101. Symmetric Tree

Problem Description

Given the root of a binary tree, determine if it is a mirror of itself (i.e., symmetric around its center).

Solution: Recursive Approach

The most efficient and elegant solution to this problem involves a recursive approach. We define a helper function dfs that compares two subtrees to check if they are symmetric.

Algorithm:

1. Base Cases:

   • If both root1 and root2 are null, it implies both subtrees are empty, hence symmetric. Return true.
   • If only one of root1 or root2 is null, or their values (root1.val and root2.val) are different, the subtrees are not symmetric. Return false.

2. Recursive Step: If the base cases are not met, recursively check if:

   • The left subtree of root1 is symmetric to the right subtree of root2.
   • The right subtree of root1 is symmetric to the left subtree of root2.

   Return true only if both recursive calls return true; otherwise, return false.
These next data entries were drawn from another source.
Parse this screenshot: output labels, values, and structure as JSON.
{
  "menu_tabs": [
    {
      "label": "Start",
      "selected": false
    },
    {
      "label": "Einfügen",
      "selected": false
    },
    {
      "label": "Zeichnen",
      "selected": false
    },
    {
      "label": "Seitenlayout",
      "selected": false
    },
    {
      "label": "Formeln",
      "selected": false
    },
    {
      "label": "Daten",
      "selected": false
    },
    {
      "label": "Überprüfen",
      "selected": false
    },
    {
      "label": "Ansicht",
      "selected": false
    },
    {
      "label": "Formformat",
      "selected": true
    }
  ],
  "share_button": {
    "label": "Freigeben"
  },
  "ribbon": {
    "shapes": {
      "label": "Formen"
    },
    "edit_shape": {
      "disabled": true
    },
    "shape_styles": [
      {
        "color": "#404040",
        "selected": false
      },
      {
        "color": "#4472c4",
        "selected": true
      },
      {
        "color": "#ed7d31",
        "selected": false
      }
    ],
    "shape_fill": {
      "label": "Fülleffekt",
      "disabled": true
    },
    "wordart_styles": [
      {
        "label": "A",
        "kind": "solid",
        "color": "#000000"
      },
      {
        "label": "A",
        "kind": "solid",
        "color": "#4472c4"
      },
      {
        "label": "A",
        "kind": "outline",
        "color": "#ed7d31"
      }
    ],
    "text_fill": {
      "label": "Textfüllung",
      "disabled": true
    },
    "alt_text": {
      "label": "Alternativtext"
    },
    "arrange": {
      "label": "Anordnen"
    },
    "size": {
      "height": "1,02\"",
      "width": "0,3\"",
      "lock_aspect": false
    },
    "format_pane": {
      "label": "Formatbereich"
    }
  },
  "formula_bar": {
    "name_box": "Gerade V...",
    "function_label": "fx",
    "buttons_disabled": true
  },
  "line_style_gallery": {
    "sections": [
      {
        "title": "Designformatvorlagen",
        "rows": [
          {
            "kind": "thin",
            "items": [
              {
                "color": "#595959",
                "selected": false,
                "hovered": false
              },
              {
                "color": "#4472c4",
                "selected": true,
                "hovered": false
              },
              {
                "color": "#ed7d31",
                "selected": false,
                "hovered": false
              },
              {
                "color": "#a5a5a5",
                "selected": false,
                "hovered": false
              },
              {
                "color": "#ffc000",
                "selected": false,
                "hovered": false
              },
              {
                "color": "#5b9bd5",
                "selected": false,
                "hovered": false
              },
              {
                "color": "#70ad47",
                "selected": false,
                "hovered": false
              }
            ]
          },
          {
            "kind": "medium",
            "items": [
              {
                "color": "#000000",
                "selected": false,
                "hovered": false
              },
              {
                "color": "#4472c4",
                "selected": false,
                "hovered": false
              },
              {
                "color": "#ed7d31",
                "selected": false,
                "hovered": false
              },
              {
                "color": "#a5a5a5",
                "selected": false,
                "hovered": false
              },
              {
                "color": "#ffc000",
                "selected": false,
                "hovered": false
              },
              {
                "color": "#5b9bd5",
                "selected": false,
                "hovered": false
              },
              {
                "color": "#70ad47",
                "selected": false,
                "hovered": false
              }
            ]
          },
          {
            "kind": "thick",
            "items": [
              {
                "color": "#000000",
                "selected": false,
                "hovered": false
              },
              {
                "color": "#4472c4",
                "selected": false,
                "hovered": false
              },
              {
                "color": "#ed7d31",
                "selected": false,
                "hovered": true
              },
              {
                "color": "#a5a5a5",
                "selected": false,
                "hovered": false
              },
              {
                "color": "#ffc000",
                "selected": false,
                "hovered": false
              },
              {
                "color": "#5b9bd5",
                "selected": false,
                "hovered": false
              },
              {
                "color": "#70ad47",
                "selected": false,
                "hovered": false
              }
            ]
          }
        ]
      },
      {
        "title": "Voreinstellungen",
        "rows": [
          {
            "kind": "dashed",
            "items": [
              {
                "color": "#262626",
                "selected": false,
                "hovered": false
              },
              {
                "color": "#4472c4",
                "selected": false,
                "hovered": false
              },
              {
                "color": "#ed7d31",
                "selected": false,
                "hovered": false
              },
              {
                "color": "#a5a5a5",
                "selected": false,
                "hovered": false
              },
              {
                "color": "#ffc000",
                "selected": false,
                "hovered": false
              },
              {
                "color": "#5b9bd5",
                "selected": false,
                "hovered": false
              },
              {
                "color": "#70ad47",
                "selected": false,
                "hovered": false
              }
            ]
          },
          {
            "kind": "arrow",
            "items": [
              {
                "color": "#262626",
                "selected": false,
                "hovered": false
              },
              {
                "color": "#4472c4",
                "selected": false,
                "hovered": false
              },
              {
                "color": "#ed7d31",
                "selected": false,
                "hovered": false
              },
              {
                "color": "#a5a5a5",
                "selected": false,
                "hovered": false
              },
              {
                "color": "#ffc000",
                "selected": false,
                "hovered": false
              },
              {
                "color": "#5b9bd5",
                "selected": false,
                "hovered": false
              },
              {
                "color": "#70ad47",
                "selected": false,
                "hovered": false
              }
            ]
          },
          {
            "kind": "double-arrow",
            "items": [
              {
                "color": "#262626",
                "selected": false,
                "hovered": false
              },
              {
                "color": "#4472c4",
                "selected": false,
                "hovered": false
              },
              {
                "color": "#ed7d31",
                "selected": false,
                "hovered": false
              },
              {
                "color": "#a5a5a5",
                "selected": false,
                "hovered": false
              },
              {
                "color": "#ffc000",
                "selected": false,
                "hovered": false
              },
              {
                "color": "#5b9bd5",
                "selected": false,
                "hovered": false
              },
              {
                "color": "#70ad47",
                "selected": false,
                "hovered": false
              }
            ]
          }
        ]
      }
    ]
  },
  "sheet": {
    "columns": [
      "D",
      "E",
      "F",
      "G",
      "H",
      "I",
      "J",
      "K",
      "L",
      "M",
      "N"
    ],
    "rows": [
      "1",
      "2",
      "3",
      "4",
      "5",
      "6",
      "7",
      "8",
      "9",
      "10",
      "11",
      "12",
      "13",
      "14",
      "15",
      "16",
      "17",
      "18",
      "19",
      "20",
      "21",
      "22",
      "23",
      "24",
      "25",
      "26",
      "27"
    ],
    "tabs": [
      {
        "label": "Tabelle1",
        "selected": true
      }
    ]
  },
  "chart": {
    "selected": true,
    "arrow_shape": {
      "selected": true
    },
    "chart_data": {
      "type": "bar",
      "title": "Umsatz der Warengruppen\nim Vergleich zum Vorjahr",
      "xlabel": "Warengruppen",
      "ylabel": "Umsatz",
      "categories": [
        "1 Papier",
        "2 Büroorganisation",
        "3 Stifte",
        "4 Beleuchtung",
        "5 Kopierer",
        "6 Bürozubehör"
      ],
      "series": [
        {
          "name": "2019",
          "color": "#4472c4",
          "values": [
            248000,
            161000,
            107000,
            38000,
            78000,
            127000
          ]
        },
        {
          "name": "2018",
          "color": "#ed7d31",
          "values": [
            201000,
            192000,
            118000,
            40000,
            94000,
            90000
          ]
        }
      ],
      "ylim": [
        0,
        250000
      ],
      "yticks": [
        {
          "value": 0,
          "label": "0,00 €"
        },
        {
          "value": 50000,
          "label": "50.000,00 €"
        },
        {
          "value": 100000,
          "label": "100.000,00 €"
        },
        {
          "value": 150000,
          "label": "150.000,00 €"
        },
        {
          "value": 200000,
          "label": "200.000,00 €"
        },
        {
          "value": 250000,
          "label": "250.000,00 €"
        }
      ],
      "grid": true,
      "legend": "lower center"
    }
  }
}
3. Main Function: Call the dfs function with the left and right subtrees of the root node. This effectively compares the left and right halves of the tree for symmetry.

Code (Python):

class TreeNode:
    def __init__(self, val=0, left=None, right=None):
        self.val = val
        self.left = left
        self.right = right
 
class Solution:
    def isSymmetric(self, root: TreeNode) -> bool:
        def dfs(root1: TreeNode, root2: TreeNode) -> bool:
            if not root1 and not root2:
                return True
            if not root1 or not root2 or root1.val != root2.val:
                return False
            return dfs(root1.left, root2.right) and dfs(root1.right, root2.left)
        return dfs(root.left, root.right)

Code (Java):

class TreeNode {
    int val;
    TreeNode left;
    TreeNode right;
    TreeNode() {}
    TreeNode(int val) { this.val = val; }
    TreeNode(int val, TreeNode left, TreeNode right) {
        this.val = val;
        this.left = left;
        this.right = right;
    }
}
 
class Solution {
    public boolean isSymmetric(TreeNode root) {
        return dfs(root.left, root.right);
    }
 
    private boolean dfs(TreeNode root1, TreeNode root2) {
        if (root1 == null && root2 == null) return true;
        if (root1 == null || root2 == null || root1.val != root2.val) return false;
        return dfs(root1.left, root2.right) && dfs(root1.right, root2.left);
    }
}

Time Complexity: O(N), where N is the number of nodes in the tree. Each node is visited at most once.

Space Complexity: O(H), where H is the height of the tree. This is due to the recursive call stack. In the worst case (a skewed tree), H could be N. In the best case (a balanced tree), H would be log₂N.